- Born: 1968 (age 56–57)

= Martin Day (writer) =

British writer

Martin Day (born 1968 in Yeovil) is a screenwriter and novelist best known for his work on various spin-offs related to the BBC Television series Doctor Who, and many episodes of the soaps Fair City, Doctors and Family Affairs. Having worked previously at Bath Spa University and as a Royal Literary Fund Fellow at the University of Bristol, he is now Lecturer in Scriptwriting & Screenwriting at the University of Winchester.

==Work==
Day's first published fiction was the novel The Menagerie in 1995, published by Virgin Publishing as part of their Doctor Who Missing Adventures series. Following the withdrawal of Virgin's licence to produce Doctor Who novels, Day moved to BBC Books, who published the novel The Devil Goblins from Neptune in 1997. The novel (co-written with Keith Topping) was the first of BBC Books' Past Doctor Adventures series, and was quickly followed by The Hollow Men in 1998 - again written with Topping. 1998 also saw the publication of Another Girl, Another Planet by Virgin Publishing. Co-written with Steve Bowkett (under the pseudonym Len Beech), this was one of the first books in Virgin's line of Bernice Summerfield novels.

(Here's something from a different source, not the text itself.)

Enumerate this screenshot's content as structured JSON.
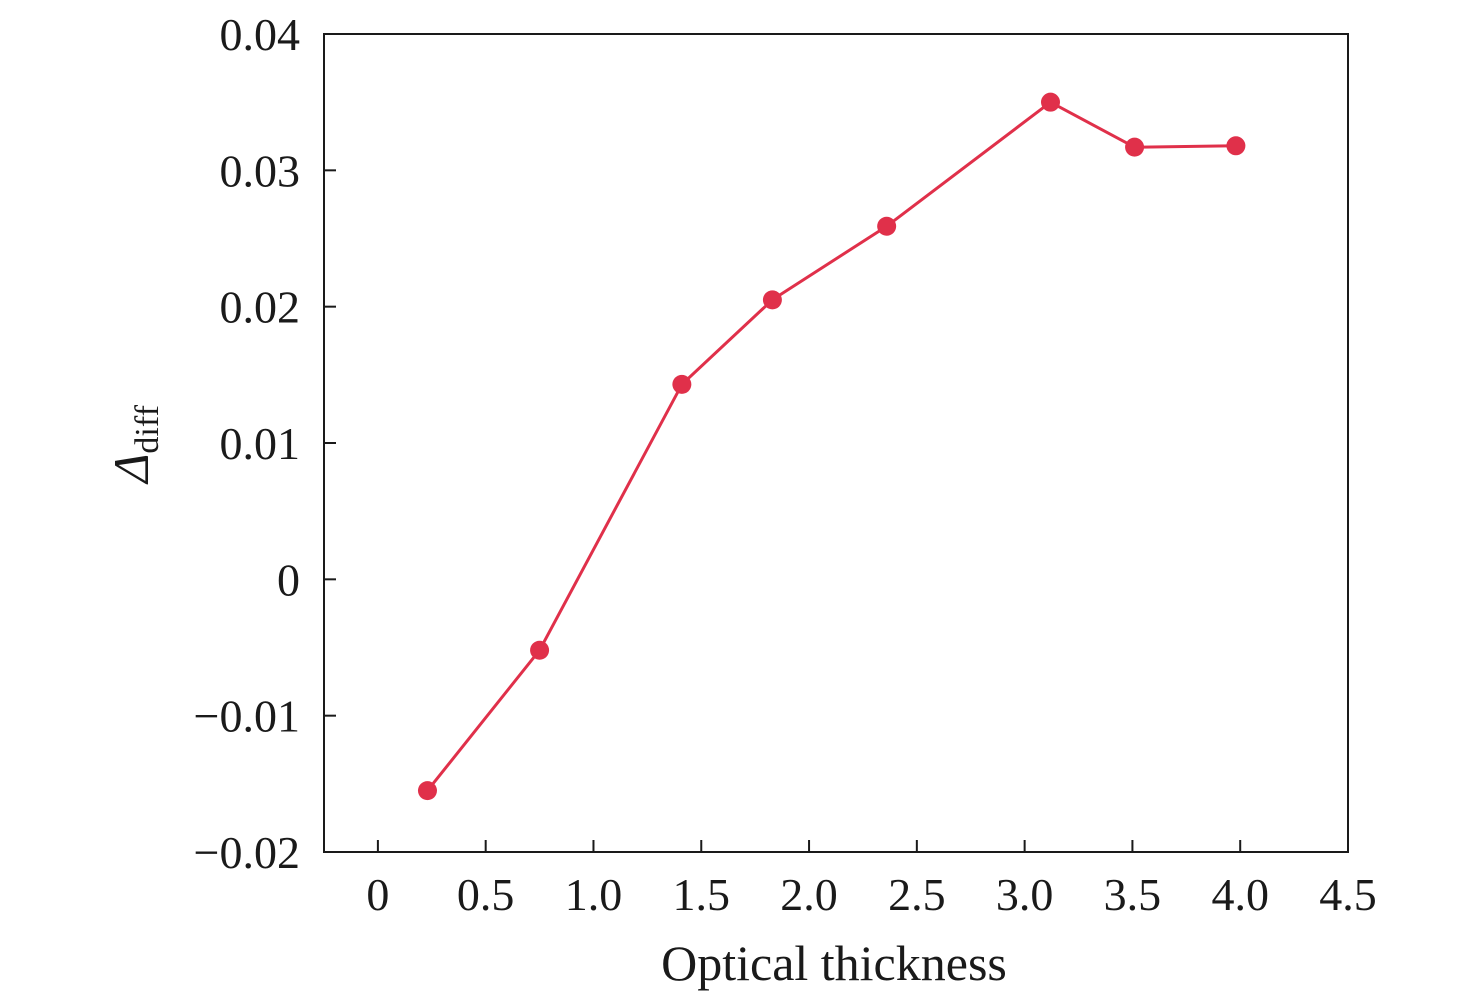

Following these novels, Day returned to solo writing, and to the Past Doctor Adventures range in 2001 with the novel Bunker Soldiers. This was followed in 2004 by the novel The Sleep of Reason, one of the final Eighth Doctor Adventures to be published and perhaps his most popular novel. Between 2000 and 2001 Day wrote nine episodes for Five's Family Affairs, and in 2005 he started writing for BBC One's Doctors. In 2008 he was lead writer on Crisis Control, a new series for CBBC; Day storylined all thirteen episodes. In 2015 he started writing for RTÉ One's soap Fair City.

As well as writing fiction, Day has also written several unofficial guide books to television series such as The X Files, Star Trek: The Next Generation and The Avengers. These were published by Virgin, and co-written with Keith Topping and (with the exception of Shut It!, a guide to The Sweeney and The Professionals) Paul Cornell. Cornell, Day and Topping also wrote Doctor Who Discontinuity Guide, published by Virgin in 1995 as a light-hearted guide to the mistakes and incongruities of the television series. The first book written by Cornell, Day and Topping was Classic British TV, which was released by Guinness Publishing in 1993 and 1996.

In recent years Day has continued his work on Doctor Who, with the play No Man's Land for Big Finish Productions' audio adventures range, the bestselling novel Wooden Heart for the BBC's range of New Series Adventures, and comic strips for Doctor Who Adventures. The Jade Pyramid, an original Doctor Who audiobook for the eleventh Doctor, and a novelisation of an episode of Merlin, were both released in 2010. Subsequent audiobooks included Children of Steel for The Sarah Jane Adventures, The Sleeping Blood and The Phantom Piper for The Companion Chronicles, and The World, the Flesh and the Devil for Irwin Allen's The Time Tunnel.